Each year, there are stellar, high-performing, eye-wateringly impressive fully qualified candidates with nom(s) who are not offered appointments. There is just not enough room in the class. That is a fact in this process year in and year out.
If the end goal is to serve as a commissioned officer, they re-apply, or participate in ROTC or OTS/OCS until they attain that goal.

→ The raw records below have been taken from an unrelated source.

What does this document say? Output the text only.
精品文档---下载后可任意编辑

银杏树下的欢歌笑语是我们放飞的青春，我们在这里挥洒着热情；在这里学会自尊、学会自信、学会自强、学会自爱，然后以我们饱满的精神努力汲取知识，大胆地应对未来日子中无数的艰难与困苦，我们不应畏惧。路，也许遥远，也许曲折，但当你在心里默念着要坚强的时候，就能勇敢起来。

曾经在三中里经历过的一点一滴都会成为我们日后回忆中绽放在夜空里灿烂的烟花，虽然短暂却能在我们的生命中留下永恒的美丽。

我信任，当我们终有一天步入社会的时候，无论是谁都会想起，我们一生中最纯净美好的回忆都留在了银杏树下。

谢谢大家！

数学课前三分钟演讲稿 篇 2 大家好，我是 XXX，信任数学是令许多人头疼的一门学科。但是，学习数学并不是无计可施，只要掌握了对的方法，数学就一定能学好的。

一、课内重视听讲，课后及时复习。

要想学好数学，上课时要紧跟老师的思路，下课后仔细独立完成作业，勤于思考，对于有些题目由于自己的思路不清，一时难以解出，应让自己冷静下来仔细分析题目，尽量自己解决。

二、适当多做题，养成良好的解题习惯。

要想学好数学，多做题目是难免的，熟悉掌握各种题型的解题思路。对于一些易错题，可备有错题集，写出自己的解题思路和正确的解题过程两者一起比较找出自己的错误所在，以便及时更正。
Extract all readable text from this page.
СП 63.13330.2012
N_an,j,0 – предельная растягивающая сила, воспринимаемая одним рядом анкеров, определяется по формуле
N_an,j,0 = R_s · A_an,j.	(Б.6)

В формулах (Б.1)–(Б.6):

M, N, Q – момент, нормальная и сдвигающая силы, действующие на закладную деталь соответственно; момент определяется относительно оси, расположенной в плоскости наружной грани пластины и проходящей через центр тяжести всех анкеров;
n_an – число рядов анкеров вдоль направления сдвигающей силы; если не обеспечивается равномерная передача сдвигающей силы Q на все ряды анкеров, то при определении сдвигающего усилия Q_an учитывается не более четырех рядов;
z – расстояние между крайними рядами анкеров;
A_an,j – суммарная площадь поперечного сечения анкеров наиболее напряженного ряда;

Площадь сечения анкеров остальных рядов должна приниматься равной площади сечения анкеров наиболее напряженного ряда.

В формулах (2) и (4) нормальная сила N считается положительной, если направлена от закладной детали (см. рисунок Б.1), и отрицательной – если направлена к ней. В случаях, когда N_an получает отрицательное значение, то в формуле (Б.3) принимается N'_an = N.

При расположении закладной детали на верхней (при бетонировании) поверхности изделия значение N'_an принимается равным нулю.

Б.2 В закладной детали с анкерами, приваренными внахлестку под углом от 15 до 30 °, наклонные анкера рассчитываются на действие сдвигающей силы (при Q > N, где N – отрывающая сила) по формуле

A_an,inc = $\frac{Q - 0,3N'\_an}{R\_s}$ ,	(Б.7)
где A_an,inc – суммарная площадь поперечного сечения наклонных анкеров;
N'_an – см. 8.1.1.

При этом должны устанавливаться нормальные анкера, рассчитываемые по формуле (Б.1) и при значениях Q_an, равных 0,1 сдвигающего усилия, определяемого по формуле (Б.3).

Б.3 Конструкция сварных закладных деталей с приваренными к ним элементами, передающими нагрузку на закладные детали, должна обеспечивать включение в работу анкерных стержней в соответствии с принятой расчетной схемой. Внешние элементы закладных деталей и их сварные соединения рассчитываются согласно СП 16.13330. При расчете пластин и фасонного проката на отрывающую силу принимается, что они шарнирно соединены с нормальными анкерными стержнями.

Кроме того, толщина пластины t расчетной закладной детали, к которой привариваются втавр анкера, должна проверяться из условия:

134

If they decide to move on to other paths after one cycle, with all that excellent potential, that is okay too. Either the desire to serve in that particular way runs deep enough to go through the process again and invest more time, or that desire to be useful or serve manifests in another way via another path of education and profession. It’s got to be a two-way fit.
P.S. The military gets most of its doctors, dentists, lawyers, nurses and many other staff professions through direct officer accession programs from medical school.
In my network of providers in the Johns Hopkins Healthcare system, I am blessed to be cared for by many who went to top-tier med schools, did their time in the Navy, Army or Air Force Medical Corps, and now practice and teach in the Johns Hopkins system. My derm doc, my ob-gyn, my optometrist, my ophthalmologist, DH’s PCM, his derm doc…
There are still doorways to uniformed service further down the road. And, the military medical school at the Walter Reed NMMC campus, at USUHS. Just tuck this knowledge away if military service is still in the dream locker.